Cohen shed light on Principal's innovative approach to mega-cap investing, embodied in their USMC ETF. This fund, priced at a competitive 12 basis points, aims to provide investors with focused exposure to the largest companies in the U.S. market.
Redefining Mega-Cap
Principal defines mega-cap as the top half of the S&P 500 by market valuation. Cohen emphasized that these companies typically boast strong balance sheets, durable earnings, ample liquidity, and significant brand awareness. These characteristics often translate into better downside protection during market turbulence.
"Our belief is these companies have strong balance sheets, durable earnings, ample liquidity, and most importantly brand awareness," Cohen explained. "We think you should be overweight some of these names because of the quality characteristics and, more importantly, potentially over those last three decades that downside protection they offer."
The USMC Approach
The USMC ETF takes an intriguing approach to portfolio construction. It includes the top 42 companies by market cap but employs an equal-weight methodology with a twist. The top 10% of holdings (currently Apple and Microsoft) are market-cap weighted to avoid unintended risk, while the remaining positions are equal-weighted with slight tilts based on financial strength and volatility metrics.

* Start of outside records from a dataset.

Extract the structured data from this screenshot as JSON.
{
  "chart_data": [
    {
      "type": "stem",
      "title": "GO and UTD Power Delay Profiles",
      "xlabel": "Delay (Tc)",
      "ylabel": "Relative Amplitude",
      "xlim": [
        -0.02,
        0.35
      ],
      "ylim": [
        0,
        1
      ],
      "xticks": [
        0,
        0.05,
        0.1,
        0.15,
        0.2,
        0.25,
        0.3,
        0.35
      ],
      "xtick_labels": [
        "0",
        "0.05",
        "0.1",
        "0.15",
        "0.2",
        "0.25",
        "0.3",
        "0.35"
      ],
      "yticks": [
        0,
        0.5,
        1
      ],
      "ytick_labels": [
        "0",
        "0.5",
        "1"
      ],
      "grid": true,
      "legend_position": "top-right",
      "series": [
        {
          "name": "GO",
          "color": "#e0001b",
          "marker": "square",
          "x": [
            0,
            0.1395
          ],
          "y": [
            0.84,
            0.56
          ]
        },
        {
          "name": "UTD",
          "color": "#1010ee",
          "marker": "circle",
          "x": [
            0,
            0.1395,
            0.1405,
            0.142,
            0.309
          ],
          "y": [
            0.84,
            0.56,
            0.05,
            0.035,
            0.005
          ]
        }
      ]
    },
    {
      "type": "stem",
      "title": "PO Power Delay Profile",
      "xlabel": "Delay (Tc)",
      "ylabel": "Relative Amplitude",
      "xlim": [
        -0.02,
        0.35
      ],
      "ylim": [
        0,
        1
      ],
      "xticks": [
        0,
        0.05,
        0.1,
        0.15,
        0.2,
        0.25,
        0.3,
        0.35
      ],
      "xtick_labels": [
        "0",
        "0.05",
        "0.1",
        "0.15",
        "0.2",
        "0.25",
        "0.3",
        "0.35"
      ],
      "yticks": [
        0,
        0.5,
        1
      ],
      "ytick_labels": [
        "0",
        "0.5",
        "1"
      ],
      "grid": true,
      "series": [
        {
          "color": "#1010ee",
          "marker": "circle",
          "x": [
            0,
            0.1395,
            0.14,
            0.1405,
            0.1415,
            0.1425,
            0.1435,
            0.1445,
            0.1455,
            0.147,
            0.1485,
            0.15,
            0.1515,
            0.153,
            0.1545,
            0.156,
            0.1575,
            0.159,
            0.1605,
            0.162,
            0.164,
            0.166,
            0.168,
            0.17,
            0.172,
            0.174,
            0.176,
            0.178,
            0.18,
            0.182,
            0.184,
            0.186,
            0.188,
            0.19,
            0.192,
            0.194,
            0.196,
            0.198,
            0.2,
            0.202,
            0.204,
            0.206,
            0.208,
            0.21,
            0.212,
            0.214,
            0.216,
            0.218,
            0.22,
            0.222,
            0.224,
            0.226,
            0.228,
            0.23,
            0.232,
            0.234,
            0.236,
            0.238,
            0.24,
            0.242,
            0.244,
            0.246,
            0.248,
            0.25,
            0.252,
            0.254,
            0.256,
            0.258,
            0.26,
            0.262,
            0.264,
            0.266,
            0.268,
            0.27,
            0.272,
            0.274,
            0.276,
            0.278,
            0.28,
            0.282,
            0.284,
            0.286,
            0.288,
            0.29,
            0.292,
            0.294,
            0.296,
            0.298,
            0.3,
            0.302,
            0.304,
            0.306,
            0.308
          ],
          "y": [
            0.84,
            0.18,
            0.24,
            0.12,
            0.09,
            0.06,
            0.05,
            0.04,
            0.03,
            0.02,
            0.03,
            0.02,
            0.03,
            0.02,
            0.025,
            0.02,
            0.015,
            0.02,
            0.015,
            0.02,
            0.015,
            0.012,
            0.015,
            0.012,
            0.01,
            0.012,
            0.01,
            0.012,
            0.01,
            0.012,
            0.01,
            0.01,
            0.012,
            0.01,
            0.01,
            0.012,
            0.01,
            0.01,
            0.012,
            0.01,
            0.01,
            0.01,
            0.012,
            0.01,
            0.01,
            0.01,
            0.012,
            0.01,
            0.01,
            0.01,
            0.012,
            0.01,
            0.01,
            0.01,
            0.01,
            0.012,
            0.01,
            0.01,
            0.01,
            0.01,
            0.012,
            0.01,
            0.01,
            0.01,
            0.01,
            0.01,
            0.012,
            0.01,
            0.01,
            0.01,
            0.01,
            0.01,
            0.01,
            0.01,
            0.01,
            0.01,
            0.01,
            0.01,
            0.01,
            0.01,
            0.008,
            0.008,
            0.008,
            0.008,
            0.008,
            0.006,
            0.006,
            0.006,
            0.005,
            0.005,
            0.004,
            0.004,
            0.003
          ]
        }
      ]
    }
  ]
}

This methodology allows the fund to capture the stability of mega-caps while potentially enhancing returns through rebalancing. Cohen cited Nvidia as an example, explaining how the fund's active management component allowed them to take profits during the stock's remarkable run-up.
Addressing Common Pitfalls
One of the most compelling aspects of our discussion was Cohen's insight into common portfolio construction mistakes. He pointed out that many large-cap managers inadvertently underweight mega-cap stocks in favor of mid-cap names. In fact, Cohen noted that on average, 20% of large-cap blend managers' portfolios consist of mid-cap stocks.
This style drift can lead to unintended risk and potentially suboptimal performance. The USMC ETF aims to solve this problem by providing pure mega-cap exposure, allowing advisors to precisely control their large-cap allocation.
The New Core?
As our conversation progressed, it became clear that Cohen views USMC as a potential core holding for many portfolios. When asked about allocation strategies, he suggested that USMC could comprise anywhere from 25% to 40% of a total portfolio, or about 50% of the large-cap allocation, depending on individual circumstances.
"I don't think our compliance department would want me to put a number on it," Cohen said, "but I would say it ultimately should be 50% of your large-cap portfolio."
This aggressive stance underscores Principal's confidence in the mega-cap thesis. It's worth noting that while this allocation suggestion is intriguing, advisors should always consider their clients' individual needs and risk tolerances when making portfolio decisions.
Beyond Performance: A Fee Management Tool
One of the most compelling arguments for USMC is its role in overall portfolio fee management. At just 12 basis points, it's priced competitively with passive index funds while offering an active management component.
Cohen suggested that advisors could use USMC to bring down the overall fee structure of their portfolios, freeing up "fee budget" for more expensive allocations like alternatives, international stocks, or small-caps.